December we enjoyed having Brad the whole month, granted he kept busy with handyman job and hunting, but he was home every night! I was harder for us to get into the Christmas spirit this year with all the adjustments to being back in Minnesota. It helped having Christmas here with my family. It is always a lot of fun with the Carlsons' and all the games we play and laughs we share! The preschool planning is coming along quite well as things move forward. My prayer is to open in time for the 2011-2012 school year. There has been a lot of family drama with the Dandurand family since Cody and Amber have moved to Minnesota. I think there are expectations from others that don't always work out for people or are not in the best interest of others. That has been hard to deal with and has caused some hurt within the family, but I know things with work out. Jeremiah 29:11
We are thankful for all that God has provided for our family and know He has a plan for our lives and we look forward to continuing pursuing His will in 2011

A new start in 2011

2010 was full of change as we moved back home from a long and tough year and a half in Colorado. There isn't a day that goes by that I don't miss Arizona, but I know that God had brought us home for a reason and I seek His will in all that He has planned for us. He has already opened doors of opportunity for our family. I am in the planning process of starting a new Christian Preschool in Granite Falls. I do get quite overwhelmed with all the steps that need to take place on this amazing journey, but as long as I let God lead and guide my ways, my ways will be His ways!
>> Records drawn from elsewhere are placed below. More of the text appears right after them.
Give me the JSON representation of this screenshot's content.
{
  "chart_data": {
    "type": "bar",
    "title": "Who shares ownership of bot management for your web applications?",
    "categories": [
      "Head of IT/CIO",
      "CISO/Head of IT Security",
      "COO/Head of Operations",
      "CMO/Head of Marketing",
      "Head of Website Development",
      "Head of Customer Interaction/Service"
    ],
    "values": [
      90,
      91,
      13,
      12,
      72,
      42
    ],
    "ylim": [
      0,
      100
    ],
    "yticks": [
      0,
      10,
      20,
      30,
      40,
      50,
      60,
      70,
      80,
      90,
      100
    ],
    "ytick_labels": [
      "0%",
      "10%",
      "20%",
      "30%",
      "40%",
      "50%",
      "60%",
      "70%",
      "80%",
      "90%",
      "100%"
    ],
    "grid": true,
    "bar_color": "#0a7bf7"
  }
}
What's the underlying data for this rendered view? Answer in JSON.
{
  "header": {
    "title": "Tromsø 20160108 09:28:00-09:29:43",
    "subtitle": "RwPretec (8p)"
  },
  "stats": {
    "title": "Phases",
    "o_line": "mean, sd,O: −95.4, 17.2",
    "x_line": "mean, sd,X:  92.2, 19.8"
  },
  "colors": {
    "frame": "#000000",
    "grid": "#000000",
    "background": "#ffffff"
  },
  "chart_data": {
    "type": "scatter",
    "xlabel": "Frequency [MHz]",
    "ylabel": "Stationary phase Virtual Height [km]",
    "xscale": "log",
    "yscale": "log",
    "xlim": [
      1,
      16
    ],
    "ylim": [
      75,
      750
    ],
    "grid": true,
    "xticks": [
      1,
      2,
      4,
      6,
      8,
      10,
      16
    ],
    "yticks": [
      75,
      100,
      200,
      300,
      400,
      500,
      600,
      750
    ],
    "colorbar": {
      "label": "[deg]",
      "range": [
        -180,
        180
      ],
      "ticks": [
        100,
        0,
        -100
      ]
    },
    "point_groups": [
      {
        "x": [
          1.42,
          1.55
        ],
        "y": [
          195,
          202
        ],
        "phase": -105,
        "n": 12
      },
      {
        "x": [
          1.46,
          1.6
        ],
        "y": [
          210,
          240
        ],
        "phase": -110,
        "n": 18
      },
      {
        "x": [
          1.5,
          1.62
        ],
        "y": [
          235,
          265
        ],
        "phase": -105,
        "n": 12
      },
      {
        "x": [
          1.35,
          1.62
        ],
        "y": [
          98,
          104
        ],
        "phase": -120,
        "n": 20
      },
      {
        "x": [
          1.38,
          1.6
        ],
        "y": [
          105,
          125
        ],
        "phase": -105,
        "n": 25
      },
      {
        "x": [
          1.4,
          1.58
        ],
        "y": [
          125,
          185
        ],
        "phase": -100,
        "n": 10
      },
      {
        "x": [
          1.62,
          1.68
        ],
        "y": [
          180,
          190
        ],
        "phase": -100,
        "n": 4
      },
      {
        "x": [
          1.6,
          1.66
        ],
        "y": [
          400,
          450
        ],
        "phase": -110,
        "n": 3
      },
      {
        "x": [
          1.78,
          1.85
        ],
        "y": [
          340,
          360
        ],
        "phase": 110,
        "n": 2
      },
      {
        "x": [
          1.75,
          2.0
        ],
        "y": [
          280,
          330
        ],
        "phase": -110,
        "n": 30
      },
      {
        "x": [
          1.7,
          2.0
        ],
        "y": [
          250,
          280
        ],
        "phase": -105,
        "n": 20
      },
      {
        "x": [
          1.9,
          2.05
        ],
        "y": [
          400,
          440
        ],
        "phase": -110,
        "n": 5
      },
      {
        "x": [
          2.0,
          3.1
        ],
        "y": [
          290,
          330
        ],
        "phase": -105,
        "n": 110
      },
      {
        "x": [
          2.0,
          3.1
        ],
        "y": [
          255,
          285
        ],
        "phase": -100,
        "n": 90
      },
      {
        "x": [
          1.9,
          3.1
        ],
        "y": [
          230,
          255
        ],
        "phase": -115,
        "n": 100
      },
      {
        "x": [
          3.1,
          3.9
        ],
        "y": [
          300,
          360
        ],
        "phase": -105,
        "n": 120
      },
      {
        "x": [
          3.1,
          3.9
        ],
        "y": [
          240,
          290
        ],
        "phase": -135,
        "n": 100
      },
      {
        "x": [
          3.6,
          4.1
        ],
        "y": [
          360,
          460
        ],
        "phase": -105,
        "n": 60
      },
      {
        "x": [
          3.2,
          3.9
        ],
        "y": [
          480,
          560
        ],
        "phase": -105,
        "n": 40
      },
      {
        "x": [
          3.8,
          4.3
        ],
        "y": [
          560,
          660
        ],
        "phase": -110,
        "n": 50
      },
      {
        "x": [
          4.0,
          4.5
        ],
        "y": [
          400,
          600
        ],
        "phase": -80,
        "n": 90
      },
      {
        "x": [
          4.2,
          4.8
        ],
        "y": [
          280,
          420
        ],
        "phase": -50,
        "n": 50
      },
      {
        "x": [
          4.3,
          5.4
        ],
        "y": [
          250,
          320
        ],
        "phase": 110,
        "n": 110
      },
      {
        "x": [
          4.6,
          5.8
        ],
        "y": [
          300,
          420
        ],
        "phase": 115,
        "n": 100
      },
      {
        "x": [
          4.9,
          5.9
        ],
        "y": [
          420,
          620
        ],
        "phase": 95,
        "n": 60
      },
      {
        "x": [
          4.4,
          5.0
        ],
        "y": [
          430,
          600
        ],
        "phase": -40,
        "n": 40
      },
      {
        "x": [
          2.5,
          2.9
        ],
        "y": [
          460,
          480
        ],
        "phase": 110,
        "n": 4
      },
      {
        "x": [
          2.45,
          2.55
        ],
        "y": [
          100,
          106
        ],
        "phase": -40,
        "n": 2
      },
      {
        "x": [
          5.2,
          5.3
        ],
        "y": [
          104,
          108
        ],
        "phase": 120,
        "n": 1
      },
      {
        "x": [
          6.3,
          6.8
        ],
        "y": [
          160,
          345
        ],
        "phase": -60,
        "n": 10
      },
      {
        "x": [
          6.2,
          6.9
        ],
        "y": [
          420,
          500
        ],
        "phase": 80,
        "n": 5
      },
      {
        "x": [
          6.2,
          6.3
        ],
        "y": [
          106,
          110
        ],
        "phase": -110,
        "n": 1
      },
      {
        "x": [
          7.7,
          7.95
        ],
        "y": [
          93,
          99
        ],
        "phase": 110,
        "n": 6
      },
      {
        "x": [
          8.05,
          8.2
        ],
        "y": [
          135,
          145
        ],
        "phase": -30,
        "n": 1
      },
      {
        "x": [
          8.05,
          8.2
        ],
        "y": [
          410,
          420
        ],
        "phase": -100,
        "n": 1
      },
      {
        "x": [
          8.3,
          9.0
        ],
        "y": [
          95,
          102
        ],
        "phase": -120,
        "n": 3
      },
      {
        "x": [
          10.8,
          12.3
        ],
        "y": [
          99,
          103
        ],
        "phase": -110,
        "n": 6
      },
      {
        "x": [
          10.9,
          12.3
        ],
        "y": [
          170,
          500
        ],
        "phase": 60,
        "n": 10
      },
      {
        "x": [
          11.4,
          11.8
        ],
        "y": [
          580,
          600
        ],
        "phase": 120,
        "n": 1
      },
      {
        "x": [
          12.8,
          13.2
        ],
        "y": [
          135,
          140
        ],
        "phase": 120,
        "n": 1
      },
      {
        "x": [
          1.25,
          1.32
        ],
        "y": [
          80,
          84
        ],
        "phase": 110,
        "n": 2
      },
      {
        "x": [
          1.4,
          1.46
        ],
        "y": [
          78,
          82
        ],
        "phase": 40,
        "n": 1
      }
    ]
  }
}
I am in the difficult stages of the preschool process and that is the business plan! My gifting is growing and learning with the kids...not the logistics! I know a huge weight will be off my shoulders when I get this part finished!
Most of the plans are written down, I just have to put them in order with correct verbiage. I look to open in September. I anticipate how God will use this Christian Preschool for the Granite Falls Community. I am thankful that all the seeds that were planted in my life over the last 13 years will be used for this new adventure!
Until the doors open, I will be on my knees, seeking God's wisdom and direction. After opening, I will still be on my knees seeking God's wisdom and direction.